What happens when we make our practice special? We create a duality.

But, of course, practicing in the checkout line can be more demanding than practicing in a meditation hall. There are seemingly endless potential distractions: “Did I forget something? Sugar-free chocolate, that can’t be good! How come my line is moving more slowly than the other three lines?” And most of the time, we simply give in to the temptations of letting the mind go on and on about this and that. But we can practice being completely still even in this situation: Allowing our mind to rest on the in-and-out breath. Detaching again and again from the mind’s attachment to yet another thought. 

The great jazz musician Miles Davis once said, “I always listen to what I can leave out.” For those of us in love with our practice, that can be the biggest challenge. Letting go of our notion of practice so completely, that no practice is left. Just life as it is. Now. Zen practice is nothing special. It’s just sitting and breathing. Nothing special about walking meditation. It’s just walking and paying attention. It’s not extra—it is our life. Ordinary, normal, just this. Any extras we add on are just that—extra. Subtract the spiritual, even subtract the practice. It becomes simple. What remains of your spiritual practice when you take everything away: robes, rituals, the Buddha, even the name Zen. Where is Zen then? Is it still here? What happens when you let your practice become so pure, so simple, that not one thing remains?

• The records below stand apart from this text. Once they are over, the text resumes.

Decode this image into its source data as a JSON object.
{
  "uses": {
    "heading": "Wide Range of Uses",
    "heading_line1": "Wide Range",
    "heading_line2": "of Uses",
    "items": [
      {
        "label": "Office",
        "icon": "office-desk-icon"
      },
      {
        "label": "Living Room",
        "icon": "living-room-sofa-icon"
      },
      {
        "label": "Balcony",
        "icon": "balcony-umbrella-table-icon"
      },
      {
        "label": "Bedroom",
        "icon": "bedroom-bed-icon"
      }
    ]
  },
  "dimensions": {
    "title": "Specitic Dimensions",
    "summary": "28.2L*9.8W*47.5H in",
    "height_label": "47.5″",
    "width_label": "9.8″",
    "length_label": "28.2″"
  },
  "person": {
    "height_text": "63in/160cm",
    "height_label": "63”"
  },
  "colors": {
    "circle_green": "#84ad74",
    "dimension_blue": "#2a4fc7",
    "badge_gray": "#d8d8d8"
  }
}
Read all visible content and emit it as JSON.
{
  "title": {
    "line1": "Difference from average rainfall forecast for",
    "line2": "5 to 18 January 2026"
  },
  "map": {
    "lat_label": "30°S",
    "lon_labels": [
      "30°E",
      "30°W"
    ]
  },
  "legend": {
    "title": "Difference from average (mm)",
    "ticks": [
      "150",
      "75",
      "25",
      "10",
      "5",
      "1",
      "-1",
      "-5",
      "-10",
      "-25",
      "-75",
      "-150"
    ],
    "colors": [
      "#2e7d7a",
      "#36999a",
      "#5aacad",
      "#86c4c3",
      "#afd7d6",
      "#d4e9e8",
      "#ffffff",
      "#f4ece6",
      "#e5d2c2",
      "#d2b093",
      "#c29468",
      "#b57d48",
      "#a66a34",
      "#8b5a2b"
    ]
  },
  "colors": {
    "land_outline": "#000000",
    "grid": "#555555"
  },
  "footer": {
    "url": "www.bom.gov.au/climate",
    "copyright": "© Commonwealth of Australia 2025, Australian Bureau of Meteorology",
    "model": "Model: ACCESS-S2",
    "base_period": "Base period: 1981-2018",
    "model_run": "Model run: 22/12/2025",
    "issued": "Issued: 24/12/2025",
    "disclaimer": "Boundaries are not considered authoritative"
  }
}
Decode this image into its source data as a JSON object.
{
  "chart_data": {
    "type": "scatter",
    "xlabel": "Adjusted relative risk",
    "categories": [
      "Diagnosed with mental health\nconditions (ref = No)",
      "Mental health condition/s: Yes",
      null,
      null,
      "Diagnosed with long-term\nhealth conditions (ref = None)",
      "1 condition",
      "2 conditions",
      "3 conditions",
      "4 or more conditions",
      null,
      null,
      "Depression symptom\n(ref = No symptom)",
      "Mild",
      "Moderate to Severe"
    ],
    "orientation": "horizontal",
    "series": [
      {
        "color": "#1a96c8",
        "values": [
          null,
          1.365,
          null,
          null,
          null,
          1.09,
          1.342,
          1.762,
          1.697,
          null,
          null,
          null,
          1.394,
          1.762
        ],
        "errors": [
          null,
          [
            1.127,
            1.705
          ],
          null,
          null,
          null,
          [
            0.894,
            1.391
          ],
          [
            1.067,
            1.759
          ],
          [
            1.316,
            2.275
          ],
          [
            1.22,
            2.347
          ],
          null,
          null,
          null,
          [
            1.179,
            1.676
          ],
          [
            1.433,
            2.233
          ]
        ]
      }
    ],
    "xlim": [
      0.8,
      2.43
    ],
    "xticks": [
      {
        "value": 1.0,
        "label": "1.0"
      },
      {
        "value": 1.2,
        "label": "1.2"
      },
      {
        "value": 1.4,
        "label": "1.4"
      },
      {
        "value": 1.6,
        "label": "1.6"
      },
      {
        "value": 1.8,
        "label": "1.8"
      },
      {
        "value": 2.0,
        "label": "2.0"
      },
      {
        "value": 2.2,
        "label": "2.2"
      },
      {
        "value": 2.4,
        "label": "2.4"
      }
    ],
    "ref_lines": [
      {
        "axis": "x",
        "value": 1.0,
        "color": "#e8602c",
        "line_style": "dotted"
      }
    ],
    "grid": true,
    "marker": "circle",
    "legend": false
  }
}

“Enlightenment will happen on Broadway,” she said right after scolding me for being too in love with Zen (the zendo we were sitting in was—and still is—just blocks away from Broadway). What she meant was this: not in a monastery, not in an imagined future, not in an idealized place. Enlightenment is never anything else than this. Right here. In that sense, we can make that sentence even simpler: “Enlightenment is Broadway,” is the taxes, is the supermarket, and the train ride. When we start to live that way, love still has a role to play—the lead role, in fact. But it shifts from being in love with (an imaginary idea of) Zen to being in love with this present moment as it unfolds. 

After all, you’re too in love with this present-moment reality as it unfolds,” no Zen master has ever said in the history of time, or ever will, for that matter.